Despite AI's ability to organize and suggest travel plans, it fails to convey the unique human emotions and experiences associated with travel. Photo / 123rf
Ewan McDonald answers Herald readers’ travel questions and dilemmas in The First-timer’s Guide.
Q. We’re casting around for ideas on new or different destinations to visit next year, and everyone seems to recommend using AI. What’s your experience?
A. Well, the fact that you’re asking a human travel writer… but let me be scrupulously fair.
For the uninitiated, we’re essentially talking about ChatGPT here. It’s a chatbot that’s “capable of generating human-like text based on context and past conversations”. You ask it a question – the more exact wording, simpler request the better – and it returns an answer based on billions of internet inputs.
It’s true that one quick conversation with your tabletop computer can make it easier to discover new destinations or experiences and streamline suggestions for flights, hotels and so on.
The best uses of AI for travel currently fall into planning and purchasing (some… er, reservations here), such as coordinating flight plans by searching multiple platforms and responding based on your thoughts about time, price and interests.
“All the excitement around booking a trip can quickly become overwhelming when travellers are faced with lots of options that each require research,” Rathi Murthy, chief technical officer of Expedia Group, told US National Geographic. “This is what AI can solve in travel.”
However, as that US company operates travel fare aggregators and metasearch engines including Expedia.com, Hotels.com, Travelocity, Expedia Cruises, Wotif and Trivago, you may think, “Well, he would say that.”
You’ll still need to go to booking sites or a travel agent to book and verify the pricing because the current version of ChatGPT can’t search the web or give you live information – a major reason experts recommend using AI for a rough outline or starting point, and not rely on it alone.
Once you’ve decided where you want to go, you can ask for more tailored suggestions – say, galleries, shows, sports fixtures. AI is also good at responding to prompts like “less crowded” or “underrated” because – unlike user review sites like TripAdvisor, or Google – the system pools knowledge from across the internet and interprets its results to fit your query.
Note, “to fit your query”. It’s like that person who tells you what they think you want to hear. You need to be specific about what you want. The more information you give, the better your response will be. As they said in the early days of tech, “Garbage in, garbage out.”
Now we come to a major downside of the current version of AI, specifically ChatGPT. Like many social media platforms, it has what can be described as a casual relationship with the truth.

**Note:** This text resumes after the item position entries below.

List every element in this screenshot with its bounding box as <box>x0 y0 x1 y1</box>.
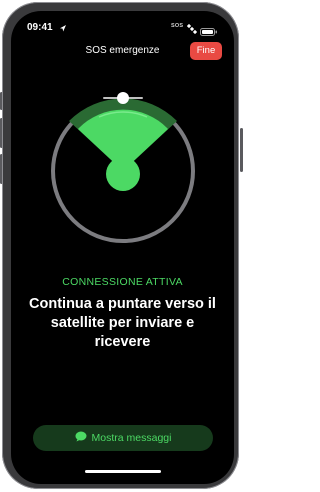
show-messages-label: Mostra messaggi <box>91 432 172 444</box>
phone-device: 09:41 SOS SOS emergenze Fine CONNESSIONE… <box>0 0 243 492</box>
connection-status: CONNESSIONE ATTIVA <box>62 276 183 288</box>
phone-frame: 09:41 SOS SOS emergenze Fine CONNESSIONE… <box>2 2 239 489</box>
power-button <box>240 128 243 172</box>
show-messages-button[interactable]: Mostra messaggi <box>33 425 213 451</box>
screen: 09:41 SOS SOS emergenze Fine CONNESSIONE… <box>11 11 234 484</box>
home-indicator[interactable] <box>85 470 161 473</box>
target-indicator <box>106 157 140 191</box>
satellite-marker <box>117 92 129 104</box>
satellite-pointing-dial <box>51 92 195 243</box>
speech-bubble-icon <box>75 431 87 445</box>
instruction-text: Continua a puntare verso il satellite pe… <box>29 296 216 350</box>
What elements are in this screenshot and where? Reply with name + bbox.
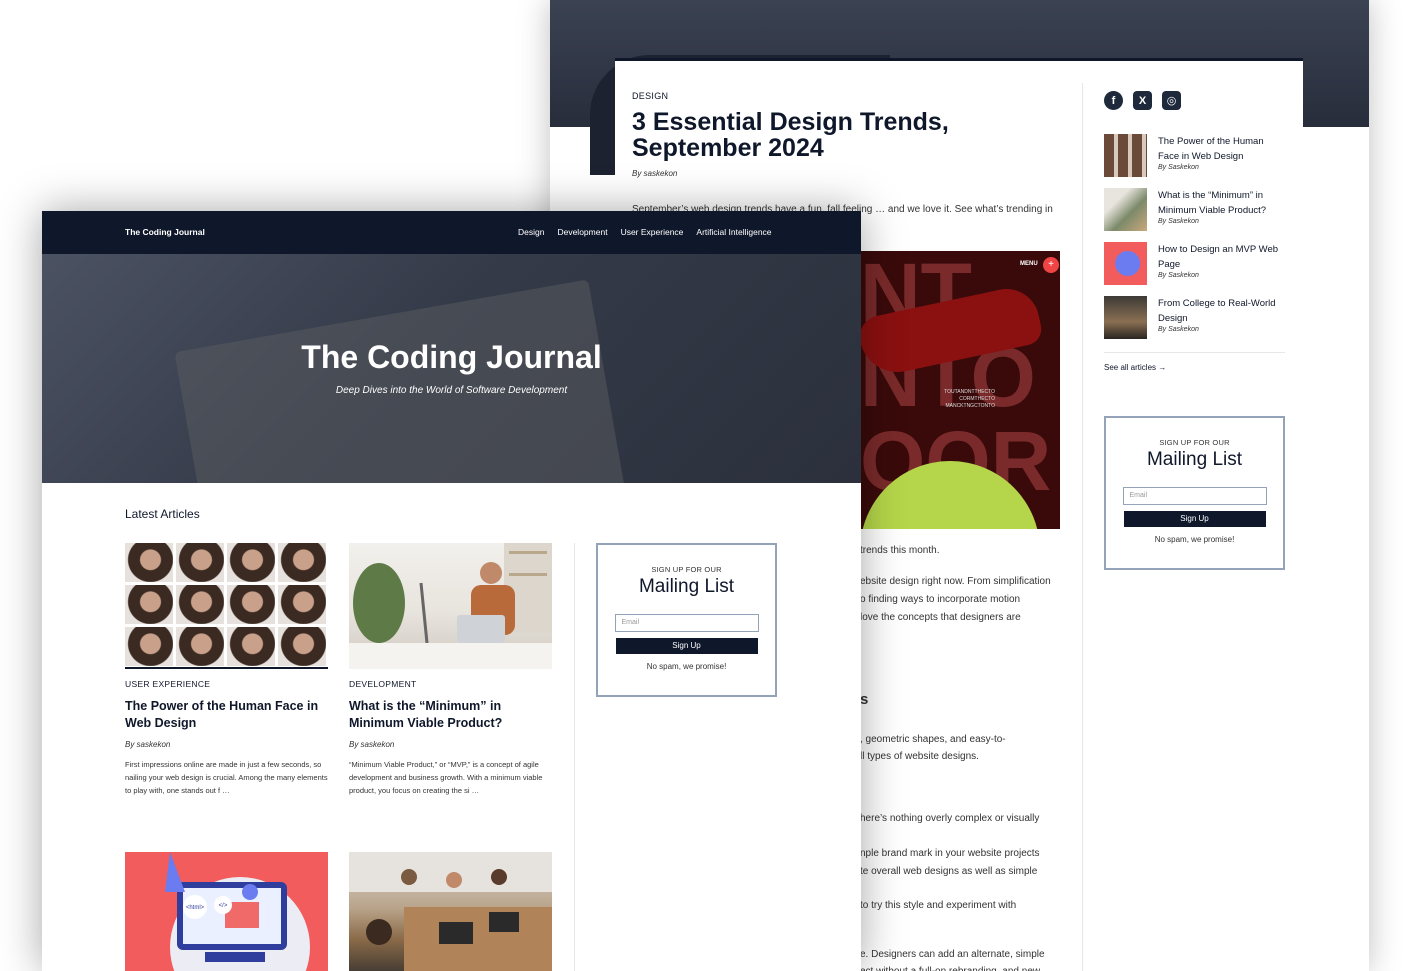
article-body: DESIGN 3 Essential Design Trends, Septem… xyxy=(632,91,1062,215)
signup-label: SIGN UP FOR OUR xyxy=(651,565,722,574)
content-divider xyxy=(574,543,575,971)
social-links: f X ◎ xyxy=(1104,91,1285,110)
plus-icon: + xyxy=(1043,257,1059,273)
article-thumbnail[interactable] xyxy=(1104,188,1147,231)
article-excerpt: First impressions online are made in jus… xyxy=(125,760,328,795)
article-thumbnail[interactable] xyxy=(1104,134,1147,177)
sidebar-article-title[interactable]: From College to Real-World Design xyxy=(1158,296,1285,326)
hero-title: The Coding Journal xyxy=(301,339,602,375)
article-text-fragment: nple brand mark in your website projects xyxy=(860,848,1040,859)
article-thumbnail[interactable] xyxy=(1104,242,1147,285)
nav-links: Design Development User Experience Artif… xyxy=(518,227,772,237)
email-field[interactable]: Email xyxy=(614,614,759,632)
article-text-fragment: trends this month. xyxy=(860,545,940,556)
x-icon[interactable]: X xyxy=(1133,91,1152,110)
email-field[interactable]: Email xyxy=(1122,487,1267,505)
sidebar-article-title[interactable]: How to Design an MVP Web Page xyxy=(1158,242,1285,272)
mailing-list-box: SIGN UP FOR OUR Mailing List Email Sign … xyxy=(596,543,777,697)
nav-link-development[interactable]: Development xyxy=(557,227,607,237)
sidebar-article-item[interactable]: From College to Real-World Design By Sask… xyxy=(1104,296,1285,350)
top-navbar: The Coding Journal Design Development Us… xyxy=(42,211,861,254)
article-thumbnail[interactable] xyxy=(1104,296,1147,339)
signup-label: SIGN UP FOR OUR xyxy=(1159,438,1230,447)
article-image[interactable] xyxy=(349,543,552,669)
no-spam-note: No spam, we promise! xyxy=(646,662,727,671)
article-byline: By saskekon xyxy=(125,740,171,749)
sidebar-article-byline: By Saskekon xyxy=(1158,218,1199,225)
code-tag-label: </> xyxy=(219,903,228,909)
article-text-fragment: ll types of website designs. xyxy=(860,751,979,762)
mailing-list-title: Mailing List xyxy=(638,576,735,597)
mailing-list-title: Mailing List xyxy=(1146,449,1243,470)
html-tag-label: <html> xyxy=(186,905,205,911)
sidebar-article-title[interactable]: The Power of the Human Face in Web Desig… xyxy=(1158,134,1285,164)
sidebar-article-item[interactable]: The Power of the Human Face in Web Desig… xyxy=(1104,134,1285,188)
see-all-articles-link[interactable]: See all articles → xyxy=(1104,363,1285,372)
sidebar-article-byline: By Saskekon xyxy=(1158,326,1199,333)
article-text-fragment: love the concepts that designers are xyxy=(860,612,1021,623)
sidebar-article-item[interactable]: What is the “Minimum” in Minimum Viable … xyxy=(1104,188,1285,242)
article-category[interactable]: USER EXPERIENCE xyxy=(125,679,328,689)
article-image[interactable]: <html> </> xyxy=(125,852,328,971)
sign-up-button[interactable]: Sign Up xyxy=(1123,511,1266,527)
sidebar-article-item[interactable]: How to Design an MVP Web Page By Saskekon xyxy=(1104,242,1285,296)
article-byline: By saskekon xyxy=(632,169,678,178)
article-card[interactable]: <html> </> xyxy=(125,852,328,971)
article-text-fragment: te overall web designs as well as simple xyxy=(860,866,1038,877)
article-byline: By saskekon xyxy=(349,740,395,749)
facebook-icon[interactable]: f xyxy=(1104,91,1123,110)
no-spam-note: No spam, we promise! xyxy=(1154,535,1235,544)
article-card[interactable]: USER EXPERIENCE The Power of the Human F… xyxy=(125,543,328,797)
article-title[interactable]: What is the “Minimum” in Minimum Viable … xyxy=(349,698,552,732)
article-text-fragment: , geometric shapes, and easy-to- xyxy=(860,734,1006,745)
sidebar-divider xyxy=(1082,83,1083,971)
sidebar-article-byline: By Saskekon xyxy=(1158,272,1199,279)
sidebar-article-byline: By Saskekon xyxy=(1158,164,1199,171)
article-feature-image: NTNTOOOR MENU + TOUTANDNTTHECTO CORMTHEC… xyxy=(860,251,1060,529)
image-small-text: TOUTANDNTTHECTO CORMTHECTO MANCKTNGCTONT… xyxy=(944,389,995,409)
article-text-fragment: o finding ways to incorporate motion xyxy=(860,594,1021,605)
nav-link-design[interactable]: Design xyxy=(518,227,544,237)
article-category[interactable]: DEVELOPMENT xyxy=(349,679,552,689)
latest-articles-heading: Latest Articles xyxy=(125,507,200,521)
sign-up-button[interactable]: Sign Up xyxy=(615,638,758,654)
article-text-fragment: ebsite design right now. From simplifica… xyxy=(860,576,1051,587)
sidebar-article-list: The Power of the Human Face in Web Desig… xyxy=(1104,134,1285,350)
article-text-fragment: e. Designers can add an alternate, simpl… xyxy=(860,949,1045,960)
article-image[interactable] xyxy=(349,852,552,971)
article-excerpt: “Minimum Viable Product,” or “MVP,” is a… xyxy=(349,760,543,795)
nav-link-user-experience[interactable]: User Experience xyxy=(621,227,684,237)
site-brand[interactable]: The Coding Journal xyxy=(125,227,205,237)
article-sidebar: f X ◎ The Power of the Human Face in Web… xyxy=(1104,91,1285,372)
instagram-icon[interactable]: ◎ xyxy=(1162,91,1181,110)
article-text-fragment: to try this style and experiment with xyxy=(860,900,1017,911)
image-menu-label: MENU xyxy=(1020,261,1038,267)
article-card[interactable]: DEVELOPMENT What is the “Minimum” in Min… xyxy=(349,543,552,797)
article-subheading-fragment: s xyxy=(860,691,869,708)
article-text-fragment: ect without a full-on rebranding, and ne… xyxy=(860,963,1040,971)
home-page-window: The Coding Journal Design Development Us… xyxy=(42,211,861,971)
article-title: 3 Essential Design Trends, September 202… xyxy=(632,108,949,162)
sidebar-article-title[interactable]: What is the “Minimum” in Minimum Viable … xyxy=(1158,188,1285,218)
article-image[interactable] xyxy=(125,543,328,669)
divider xyxy=(1104,352,1285,353)
article-category[interactable]: DESIGN xyxy=(632,91,1062,101)
article-title[interactable]: The Power of the Human Face in Web Desig… xyxy=(125,698,328,732)
mailing-list-box: SIGN UP FOR OUR Mailing List Email Sign … xyxy=(1104,416,1285,570)
nav-link-artificial-intelligence[interactable]: Artificial Intelligence xyxy=(696,227,771,237)
article-card[interactable] xyxy=(349,852,552,971)
hero-banner: The Coding Journal Deep Dives into the W… xyxy=(42,254,861,483)
article-text-fragment: here’s nothing overly complex or visuall… xyxy=(860,813,1040,824)
hero-subtitle: Deep Dives into the World of Software De… xyxy=(335,385,568,396)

First, the platform’s knowledge cuts off at September 2021 – a date when, in case you’ve forgotten, there had been four-fifths of not very much global travel and a fair old disruption to flights, hotels, restaurants and tourist activity for two and half years.
That means that it won’t be able to tell you if a hotel, restaurant, bar or museum has closed, gone out of business, or changed its name, and you may recall that happened with many travel and hospitality-related businesses in those locked-down times.
Ross Borden of Matador Network, which operates the GuideGeek AI travel platform, has identified another shortcoming. It can “hallucinate” or make up false facts when asked about small cities or towns in remote locations.
“If you say, ‘What’s a great coffee shop in Shoshone, Idaho?’ you probably want to check the output because it tends to have more hallucinations in small towns when the AI doesn’t have an answer,” he says. “It will just make one up, which is obviously not good for anyone.”
I leave it to you to imagine turning up in Shoshone, Idaho, at 9pm on a Friday night to find that there is no Shoshone Hilton and all the motels are full because there’s a big college football game that weekend.
The New York Times this week published examples from another scam – AI-based guidebooks (yes, many people still use them). A guide to Moscow published in July makes no mention of Russia’s war with Ukraine and a guide to Lviv, Ukraine, published in May, encourages readers to “pack your bags and get ready for an unforgettable adventure in one of Eastern Europe’s most captivating destinations”.
You asked for my experience. Travel is a well of human experiences and emotions. Artificial Intelligence can identify what’s popular and organise an itinerary but it can’t articulate the thrills, joys, memories and muck-ups that we take home.
As the indefatigable US travel writer Rick Steves puts it, “I just cannot imagine not doing it by wearing out shoes. You’ve got to be talking to people and walking.”